As for me, I was also once a young American who left the States and ended up lonely and confused in Asia, so I guess you could say I’m the ideal audience for the book. But it may have hit too close to home because I found myself frustrated by his initial carelessness with his lovers’ hearts, and his self-centered posturing. Was I rooting for him or for my younger self to find their way? That confusion added an emotional element and the book has stuck with me since I finished it two months ago.

This book isn’t necessarily for everyone. If you’re uncomfortable with the idea of a flawed main character and a boatload of serious drug use, this tome will turn you off very quickly. But those readers with a modicum of wanderlust and a habit of introspection will surely find themselves in good company. After reading the book I was glad to discover that Terry is still very much alive and well, has written more books and even shared some of his vintage music recordings online. Now parked in California, he’s still expressing and discovering himself through art. For some, it seems the journey never ends.

Book Review: THE PRODIGY by Amy Wallace

prodigy

Perhaps I expected something more from this book than I got and if that is the case, it mirrors the expectations America had for William James Sidis. Born in 1898 to educated immigrant parents, young William’s mental acrobatics quickly surpassed their wildest expectations. He supposedly spoke 8 languages by age 8 and even invented his own, Vendergood. He entered Harvard at age 11 and famously lectured to adult scholars on the subject of 4-dimensional bodies. Eventually he would swear off mathematics entirely and he spent his adulthood obsessed with radical politics, ticket transfers for public transport, and New England (particularly Boston) history, even going so far as to write books about Native American tribes of the area.

As with many child prodigies, he was in a pressure cooker from an early age, hounded by reporters and paraded by his parents to their dinner guests. Questions abound regarding what is fact and what is fiction in William’s life. Certainly he was incredibly gifted and no doubt achieved much of what was said, but despite Ms. Wallace’s best efforts, it never feels like she gets to the truth behind it all. She is hampered by decades having passed and much of the original paperwork missing when she wrote the book.

What is apparent from her surprisingly tender, protective portrait of the man is that he suffered that most horrible of fates which befall the vast number of young prodigies: the struggle to live up to expectations as they mature. The natural human inclination is to expect a superior intellect to produce superior work, and we think these young men and women will push forward the human experience in some way. But this is not only an unreasonable expectation, it often includes an invasion of privacy and deprives them of living a “normal” life out of the public eye.

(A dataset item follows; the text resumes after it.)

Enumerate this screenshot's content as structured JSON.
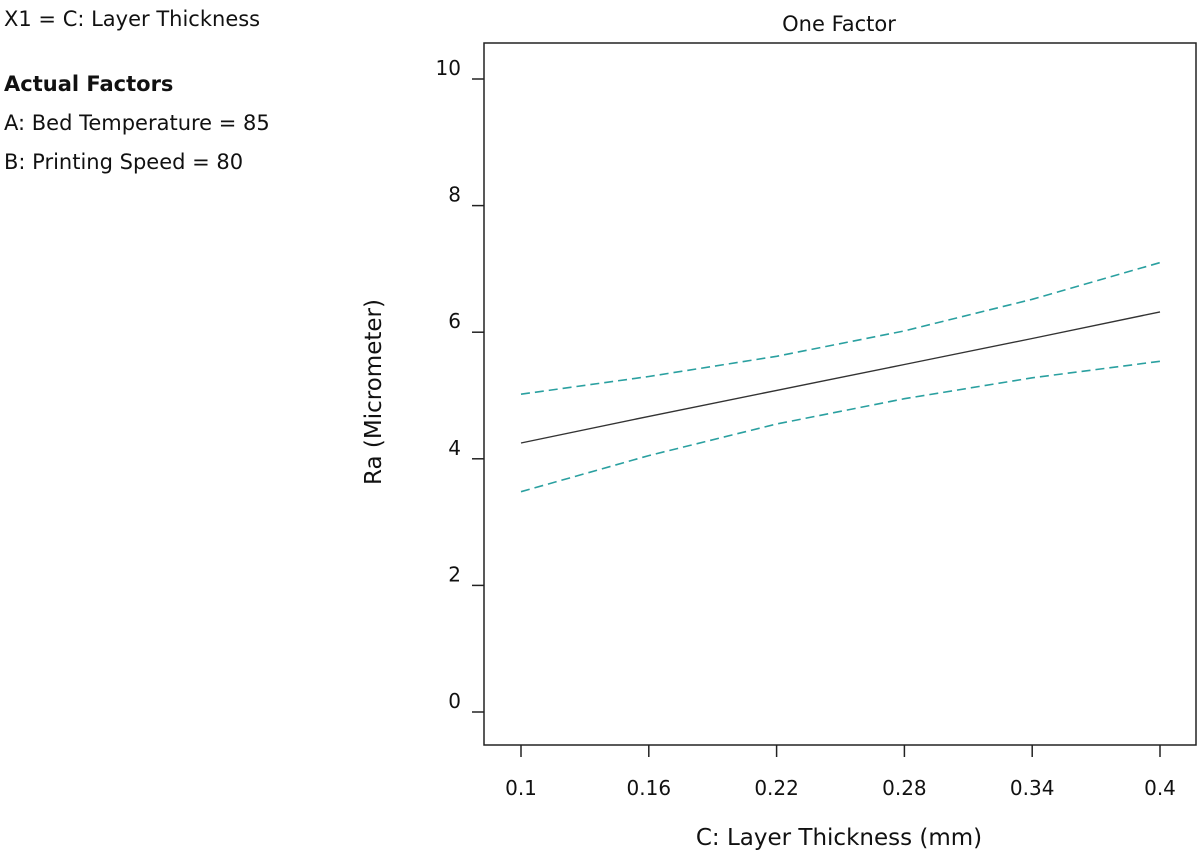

The book makes it quite clear that William suffered much of this in his all-too-brief life of 46 years. Indeed, he was so damaged by the tribulations of his youth that he shunned the public eye in adulthood and did his best to make people think he had no extraordinary mental gifts. It’s difficult to tell how unhappy or lonely he may have been. At times the book makes it seem like his brain was above that type of emotion, then brief passages make him seem very sad indeed.

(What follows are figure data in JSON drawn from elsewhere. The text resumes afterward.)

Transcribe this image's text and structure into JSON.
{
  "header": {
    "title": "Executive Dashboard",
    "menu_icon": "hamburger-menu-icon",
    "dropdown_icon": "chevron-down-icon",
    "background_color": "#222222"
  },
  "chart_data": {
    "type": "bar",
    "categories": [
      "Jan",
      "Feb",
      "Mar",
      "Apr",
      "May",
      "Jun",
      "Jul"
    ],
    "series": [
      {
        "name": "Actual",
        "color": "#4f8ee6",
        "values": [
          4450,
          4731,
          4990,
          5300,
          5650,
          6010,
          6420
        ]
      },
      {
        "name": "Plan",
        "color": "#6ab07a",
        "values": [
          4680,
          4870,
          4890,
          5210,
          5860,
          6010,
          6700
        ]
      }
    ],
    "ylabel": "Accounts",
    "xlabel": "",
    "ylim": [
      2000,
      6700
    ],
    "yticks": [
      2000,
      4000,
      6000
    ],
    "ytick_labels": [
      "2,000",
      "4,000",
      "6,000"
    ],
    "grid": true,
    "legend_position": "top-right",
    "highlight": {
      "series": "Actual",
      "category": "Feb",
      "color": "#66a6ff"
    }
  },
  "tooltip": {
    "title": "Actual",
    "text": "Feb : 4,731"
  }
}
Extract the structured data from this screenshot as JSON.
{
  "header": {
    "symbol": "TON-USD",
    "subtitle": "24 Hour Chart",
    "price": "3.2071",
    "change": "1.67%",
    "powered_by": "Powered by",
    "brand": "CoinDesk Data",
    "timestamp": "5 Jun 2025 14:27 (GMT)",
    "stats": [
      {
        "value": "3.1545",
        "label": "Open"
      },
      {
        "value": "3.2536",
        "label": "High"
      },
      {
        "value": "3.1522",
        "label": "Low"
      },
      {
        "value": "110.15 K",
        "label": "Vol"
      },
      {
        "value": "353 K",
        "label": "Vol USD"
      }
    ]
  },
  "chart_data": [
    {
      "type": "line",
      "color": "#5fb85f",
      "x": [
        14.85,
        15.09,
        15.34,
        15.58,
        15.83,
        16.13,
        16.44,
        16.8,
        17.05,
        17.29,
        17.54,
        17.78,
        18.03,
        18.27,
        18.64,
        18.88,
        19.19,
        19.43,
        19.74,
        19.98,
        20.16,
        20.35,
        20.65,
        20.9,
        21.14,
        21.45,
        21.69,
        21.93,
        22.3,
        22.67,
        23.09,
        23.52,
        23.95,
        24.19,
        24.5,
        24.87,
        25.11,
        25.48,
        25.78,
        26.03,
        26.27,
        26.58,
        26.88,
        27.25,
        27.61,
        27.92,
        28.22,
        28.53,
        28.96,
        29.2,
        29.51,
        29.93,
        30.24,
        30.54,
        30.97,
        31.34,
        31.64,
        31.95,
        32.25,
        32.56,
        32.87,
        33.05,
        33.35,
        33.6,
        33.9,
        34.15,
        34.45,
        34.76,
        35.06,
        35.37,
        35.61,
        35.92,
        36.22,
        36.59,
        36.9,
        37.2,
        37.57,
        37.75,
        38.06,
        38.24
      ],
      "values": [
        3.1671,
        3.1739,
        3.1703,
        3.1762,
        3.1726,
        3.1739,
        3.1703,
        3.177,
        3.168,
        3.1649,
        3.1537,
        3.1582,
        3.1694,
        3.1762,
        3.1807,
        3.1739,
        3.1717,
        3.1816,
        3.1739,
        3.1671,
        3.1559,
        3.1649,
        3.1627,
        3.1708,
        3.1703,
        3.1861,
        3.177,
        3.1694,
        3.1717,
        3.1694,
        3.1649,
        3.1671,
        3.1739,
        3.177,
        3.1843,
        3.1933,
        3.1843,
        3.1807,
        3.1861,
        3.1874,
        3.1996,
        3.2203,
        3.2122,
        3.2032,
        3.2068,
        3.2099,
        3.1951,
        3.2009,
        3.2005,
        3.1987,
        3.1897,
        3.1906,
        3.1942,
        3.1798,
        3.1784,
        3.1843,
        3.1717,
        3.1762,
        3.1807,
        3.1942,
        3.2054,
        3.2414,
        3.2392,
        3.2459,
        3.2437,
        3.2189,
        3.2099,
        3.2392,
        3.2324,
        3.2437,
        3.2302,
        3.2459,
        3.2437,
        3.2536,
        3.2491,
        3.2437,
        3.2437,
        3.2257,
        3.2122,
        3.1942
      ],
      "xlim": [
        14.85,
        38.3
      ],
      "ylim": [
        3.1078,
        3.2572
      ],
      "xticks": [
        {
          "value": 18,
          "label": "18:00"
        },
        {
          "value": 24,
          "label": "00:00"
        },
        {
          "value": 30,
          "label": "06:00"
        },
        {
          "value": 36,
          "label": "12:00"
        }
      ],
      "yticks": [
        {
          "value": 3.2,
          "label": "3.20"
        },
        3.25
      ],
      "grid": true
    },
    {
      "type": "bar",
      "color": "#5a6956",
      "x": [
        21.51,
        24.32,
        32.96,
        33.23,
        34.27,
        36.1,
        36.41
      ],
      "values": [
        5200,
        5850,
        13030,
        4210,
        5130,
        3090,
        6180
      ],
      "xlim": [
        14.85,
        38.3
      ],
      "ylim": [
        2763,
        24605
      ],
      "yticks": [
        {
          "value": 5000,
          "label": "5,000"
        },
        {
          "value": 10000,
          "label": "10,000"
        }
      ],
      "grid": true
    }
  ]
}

We will likely never know the entire truth about what was in his head or if he really was the smartest American child prodigy who ever lived. It certainly doesn’t answer the big question looming over the proceedings: was he always destined to be a uniquely intelligent young man or (as his parents claimed) was their upbringing responsible? I recommend this book for the curious, just don’t expect it to bring the man fully into focus when there simply isn’t enough extant information to achieve that aim.